Among the pieces on show are plastic-free fleece fabrics designed to replicate the feel of nylon, and clothing made with elastic fibres derived from corn rather than oil.
‘There’s a huge amount of work being done,’ says Mills Fabrica’s European head Amy Tsang. ‘And there are already products out there if people want to find them.’
For Tsang, the challenge of highlighting the issues with synthetic activewear is partly cultural: consumers may have become accustomed to scrutinising what they eat and the ingredients in their beauty products, but clothing has largely escaped the same level of attention.
‘We’re not thinking about the fact that our skin is our largest organ, and what we put on it every day matters,’ she says.
Tsang believes some of the most promising ideas involve looking backwards as well as forwards – revisiting natural fibres such as linen, hemp and tightly woven cotton, which have been used for centuries, while applying modern science to enhance their performance.
Wicker agrees, although she points out that the individual can only do so much.
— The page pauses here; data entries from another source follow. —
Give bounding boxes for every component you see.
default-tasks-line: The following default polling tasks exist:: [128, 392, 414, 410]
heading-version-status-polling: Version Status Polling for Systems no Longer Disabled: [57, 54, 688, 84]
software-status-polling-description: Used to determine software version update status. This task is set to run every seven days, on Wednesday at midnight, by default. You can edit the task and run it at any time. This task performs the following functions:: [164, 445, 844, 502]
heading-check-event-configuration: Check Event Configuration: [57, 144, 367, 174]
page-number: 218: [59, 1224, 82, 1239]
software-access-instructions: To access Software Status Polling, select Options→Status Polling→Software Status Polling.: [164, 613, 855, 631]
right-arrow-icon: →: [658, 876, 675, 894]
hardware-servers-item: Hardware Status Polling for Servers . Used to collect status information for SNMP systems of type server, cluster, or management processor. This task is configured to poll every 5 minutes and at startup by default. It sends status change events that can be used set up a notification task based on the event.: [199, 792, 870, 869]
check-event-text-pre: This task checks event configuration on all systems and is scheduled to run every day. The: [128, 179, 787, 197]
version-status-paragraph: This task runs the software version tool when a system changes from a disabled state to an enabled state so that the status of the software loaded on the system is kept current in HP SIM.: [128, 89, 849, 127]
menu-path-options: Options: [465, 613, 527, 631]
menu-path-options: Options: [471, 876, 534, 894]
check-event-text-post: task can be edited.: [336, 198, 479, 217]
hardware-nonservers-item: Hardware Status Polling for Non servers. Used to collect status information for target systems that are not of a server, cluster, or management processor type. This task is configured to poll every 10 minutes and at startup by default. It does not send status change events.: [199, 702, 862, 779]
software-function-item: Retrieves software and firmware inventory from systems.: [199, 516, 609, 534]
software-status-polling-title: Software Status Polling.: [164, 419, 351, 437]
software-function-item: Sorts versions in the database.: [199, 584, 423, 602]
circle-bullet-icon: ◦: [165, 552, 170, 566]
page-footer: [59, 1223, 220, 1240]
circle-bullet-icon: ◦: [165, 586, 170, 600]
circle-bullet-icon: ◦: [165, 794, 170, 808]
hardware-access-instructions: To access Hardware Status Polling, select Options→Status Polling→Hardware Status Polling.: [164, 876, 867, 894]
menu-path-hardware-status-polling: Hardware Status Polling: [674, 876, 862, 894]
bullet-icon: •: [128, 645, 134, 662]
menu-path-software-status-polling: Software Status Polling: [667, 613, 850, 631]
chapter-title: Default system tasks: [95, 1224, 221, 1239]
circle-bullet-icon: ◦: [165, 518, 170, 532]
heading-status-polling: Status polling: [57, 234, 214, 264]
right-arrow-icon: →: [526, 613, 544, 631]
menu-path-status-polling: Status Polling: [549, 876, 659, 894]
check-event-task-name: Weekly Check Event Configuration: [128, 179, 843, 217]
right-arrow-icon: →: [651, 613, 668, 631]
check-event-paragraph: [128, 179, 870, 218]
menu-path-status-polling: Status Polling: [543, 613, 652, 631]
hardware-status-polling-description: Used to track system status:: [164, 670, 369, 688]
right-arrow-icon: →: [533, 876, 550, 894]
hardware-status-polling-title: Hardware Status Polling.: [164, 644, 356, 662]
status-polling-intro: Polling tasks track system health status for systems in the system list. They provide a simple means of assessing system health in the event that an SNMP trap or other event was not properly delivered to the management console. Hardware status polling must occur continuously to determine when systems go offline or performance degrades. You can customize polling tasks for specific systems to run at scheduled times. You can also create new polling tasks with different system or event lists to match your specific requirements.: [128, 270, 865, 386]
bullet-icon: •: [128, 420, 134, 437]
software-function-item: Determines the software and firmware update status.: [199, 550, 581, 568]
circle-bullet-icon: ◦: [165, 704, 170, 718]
‘You can reduce your own chemical exposure through the choices you make about what you wear and buy,’ she says. ‘But governments should be doing far more to protect us – this isn’t a problem that can be solved by individuals alone.’
It’s a sentiment that chimes with Professor Abdallah, who also believes that in large part change will depend on consumer demand.
‘Otherwise there is little incentive for industry to act,’ he says. ‘But once the public demands safer alternatives, that will drive development of better materials.’
In the meantime, he hopes none of us will be put off our gym-focused stride. ‘An active lifestyle is essential,’ he says. ‘It’s simply about being more mindful of the fabrics we choose.’